It’s never been more important that Canadians get the H1N1 vaccine.
*Co-authored by [Noni Macdonald](http://www.themarknews.com/authors/524-noni-macdonald)*
Because of public confusion in the lead-up to the national H1N1 flu vaccination program, a number of people ([including ourselves](http://www.themarknews.com/articles/606-should-you-take-the-h1n1-vaccine)) published Q&As for the general public. The goal in our case was not to provide comprehensive information about the H1N1 flu virus or the federal government’s pandemic plan. Our aim was simply provide Canadians with basic, accurate information for them to make an informed choice about vaccination.
In our everyday jobs we teach medical students about informed choice. Part of that lesson stresses the importance of providing patients with the information they need, in an accessible manner, so that they can make decisions consistent with their values, needs, and interests.
Another part of the lesson on informed choice focuses on the physician’s obligation to provide patients with a professional recommendation, without at the same time imposing his or her values and beliefs on them. This is not simply an obligation to disclose the physician’s preferred course of action, but an obligation to share the underlying reasoning and to make transparent the underlying values. In other words, patients need to know the “why” of a particular recommendation and this requires particular attention to the things we care about (the values).
Our challenge with the H1N1 pandemic has been to model these obligations in a context where the target audience is not individual patients in the presence of physicians, but the general public, out in the community, accessing all kinds of information from all kinds of sources.
At this time we are aware of increasing public frustration with line-ups for the H1N1 flu vaccine, differences in priority group access within and across provinces, and reports of queue jumping by healthy individuals. We worry about this, especially in those regions where the peak infection period has passed, as this could translate into a decision by some (or many) Canadians not to get immunized.
Some Canadians now appear to believe that if ever there was a reason to get vaccinated, there isn’t one now. Most people infected with the H1N1 flu virus have experienced relatively mild symptoms – cough and fever, fatigue, muscle aches, sore throats, headache, decreased appetite, and a runny nose. These individuals have been able to be cared for at home. So, why bother with the vaccine?
There are several answers to this question. First, the H1N1 flu virus is spreading through the community in a much more aggressive way than the seasonal flu virus because most people have little or no natural immunity to it. As a result, it is infecting many more people than are usually infected with seasonal flu, causing widespread illness. Second, H1N1 can lead to severe acute respiratory illness in some people. Emergency rooms and ICUs have seen many admissions, and in some regions the system has barely been able to cope. Third, H1N1 can be lethal. In Canada, as of November 12, there were 161 deaths from it.Another important fact is that “it ain’t over.” H1N1 first appeared in Canada in the spring of 2009. This is referred to as the first wave. The second wave appeared in October 2009, when there was increased H1N1 flu activity throughout the country. There could be another wave over the winter or into the spring. And, as the virus travels the world, it could mutate and become more serious.

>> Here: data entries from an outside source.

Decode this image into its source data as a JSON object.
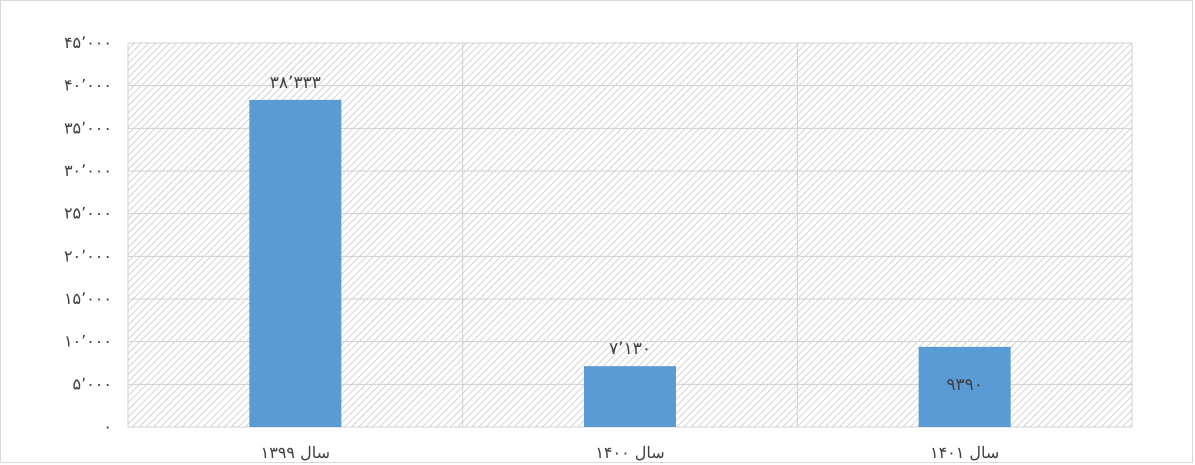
{
  "chart_data": {
    "type": "bar",
    "categories": [
      "سال ۱۳۹۹",
      "سال ۱۴۰۰",
      "سال ۱۴۰۱"
    ],
    "values": [
      38333,
      7130,
      9390
    ],
    "value_labels": [
      "۳۸٬۳۳۳",
      "۷٬۱۳۰",
      "۹۳۹۰"
    ],
    "y_ticks": [
      0,
      5000,
      10000,
      15000,
      20000,
      25000,
      30000,
      35000,
      40000,
      45000
    ],
    "y_tick_labels": [
      "۰",
      "۵٬۰۰۰",
      "۱۰٬۰۰۰",
      "۱۵٬۰۰۰",
      "۲۰٬۰۰۰",
      "۲۵٬۰۰۰",
      "۳۰٬۰۰۰",
      "۳۵٬۰۰۰",
      "۴۰٬۰۰۰",
      "۴۵٬۰۰۰"
    ],
    "ylim": [
      0,
      45000
    ],
    "title": "",
    "xlabel": "",
    "ylabel": "",
    "grid": true,
    "legend": "none",
    "bar_color": "#5b9bd5",
    "plot_background": "hatched-gray"
  }
}
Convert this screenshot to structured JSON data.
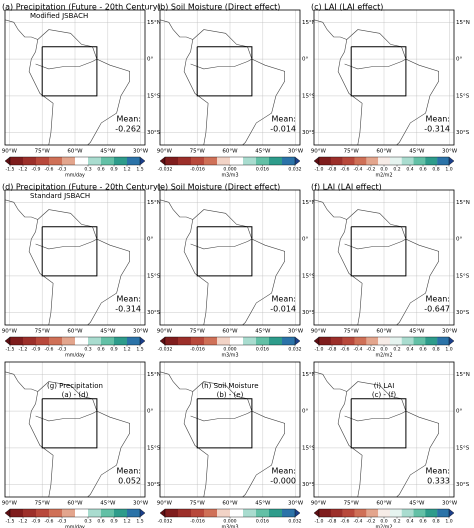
{
  "panels": [
    {
      "title": "(a) Precipitation (Future - 20th Century)",
      "subtitle": "Modified JSBACH",
      "mean_label": "Mean:",
      "mean": -0.262,
      "colorbar": 0
    },
    {
      "title": "(b) Soil Moisture (Direct effect)",
      "mean_label": "Mean:",
      "mean": -0.014,
      "colorbar": 1
    },
    {
      "title": "(c) LAI (LAI effect)",
      "mean_label": "Mean:",
      "mean": -0.314,
      "colorbar": 2
    },
    {
      "title": "(d) Precipitation (Future - 20th Century)",
      "subtitle": "Standard JSBACH",
      "mean_label": "Mean:",
      "mean": -0.314,
      "colorbar": 0
    },
    {
      "title": "(e) Soil Moisture (Direct effect)",
      "mean_label": "Mean:",
      "mean": -0.014,
      "colorbar": 1
    },
    {
      "title": "(f) LAI (LAI effect)",
      "mean_label": "Mean:",
      "mean": -0.647,
      "colorbar": 2
    },
    {
      "title": "(g) Precipitation",
      "subtitle": "(a) - (d)",
      "mean_label": "Mean:",
      "mean": 0.052,
      "colorbar": 0
    },
    {
      "title": "(h) Soil Moisture",
      "subtitle": "(b) - (e)",
      "mean_label": "Mean:",
      "mean": {
        "value": 0,
        "label": "-0.000"
      },
      "colorbar": 1
    },
    {
      "title": "(i) LAI",
      "subtitle": "(c) - (f)",
      "mean_label": "Mean:",
      "mean": 0.333,
      "colorbar": 2
    }
  ],
  "colorbars": [
    {
      "unit": "mm/day",
      "ticks": [
        -1.5,
        -1.2,
        -0.9,
        -0.6,
        -0.3,
        0.3,
        0.6,
        0.9,
        1.2,
        1.5
      ],
      "colors": [
        "#5e0f14",
        "#7f1d1d",
        "#9c2f2a",
        "#b8483b",
        "#cf7057",
        "#e3a58d",
        "#ffffff",
        "#a9dccf",
        "#63c0a6",
        "#2e9c8b",
        "#2b73a8",
        "#1b3f8b"
      ]
    },
    {
      "unit": "m3/m3",
      "ticks": [
        -0.032,
        -0.016,
        {
          "value": 0,
          "label": "0.000"
        },
        0.016,
        0.032
      ],
      "colors": [
        "#5e0f14",
        "#7f1d1d",
        "#9c2f2a",
        "#b8483b",
        "#cf7057",
        "#f2d3c6",
        "#ffffff",
        "#a9dccf",
        "#63c0a6",
        "#2e9c8b",
        "#2b73a8",
        "#1b3f8b"
      ]
    },
    {
      "unit": "m2/m2",
      "ticks": [
        {
          "value": -1,
          "label": "-1.0"
        },
        -0.8,
        -0.6,
        -0.4,
        -0.2,
        {
          "value": 0,
          "label": "0.0"
        },
        0.2,
        0.4,
        0.6,
        0.8,
        {
          "value": 1,
          "label": "1.0"
        }
      ],
      "colors": [
        "#5e0f14",
        "#7f1d1d",
        "#9c2f2a",
        "#b8483b",
        "#cf7057",
        "#e3a58d",
        "#f7ece7",
        "#e6f4f0",
        "#a9dccf",
        "#63c0a6",
        "#2e9c8b",
        "#2b73a8",
        "#1b3f8b"
      ]
    }
  ],
  "lonticks": [
    {
      "value": -90,
      "label": "90°W"
    },
    {
      "value": -75,
      "label": "75°W"
    },
    {
      "value": -60,
      "label": "60°W"
    },
    {
      "value": -45,
      "label": "45°W"
    },
    {
      "value": -30,
      "label": "30°W"
    }
  ],
  "latticks": [
    {
      "value": 15,
      "label": "15°N"
    },
    {
      "value": 0,
      "label": "0°"
    },
    {
      "value": -15,
      "label": "15°S"
    },
    {
      "value": -30,
      "label": "30°S"
    }
  ]
}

If we are to stop the virus in its tracks – and avoid a third wave – we need high immunization rates in the community (especially among school-age children). If 60 to 80 per cent of Canadians were vaccinated, this would slow the spread of H1N1 and help to protect others.

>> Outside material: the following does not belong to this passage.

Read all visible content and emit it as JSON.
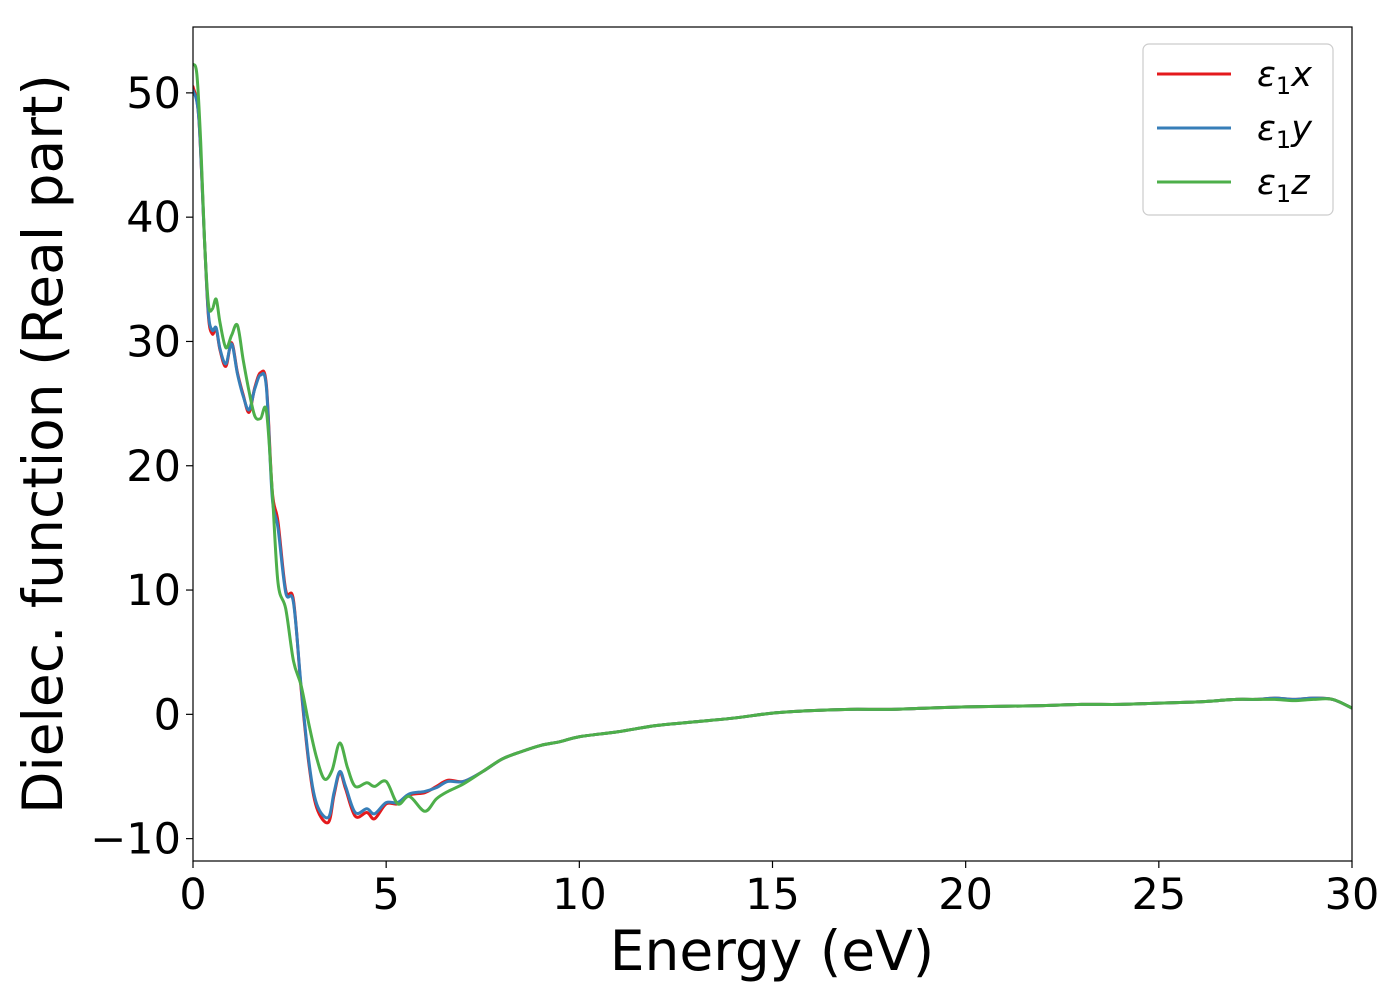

We encourage Canadians to get vaccinated. Do it for yourself. Do it for your loved ones, your friends, your co-workers, your teammates. Do it for others you may come into contact with who cannot get the vaccine, such as babies under six months of ages, persons on cancer chemotherapy, and persons with immune deficiency. Do it for other Canadians who, for personal reasons, choose not to get vaccinated. Do it for distant strangers who, for political and economic reasons (shame on us), will not be given the vaccine.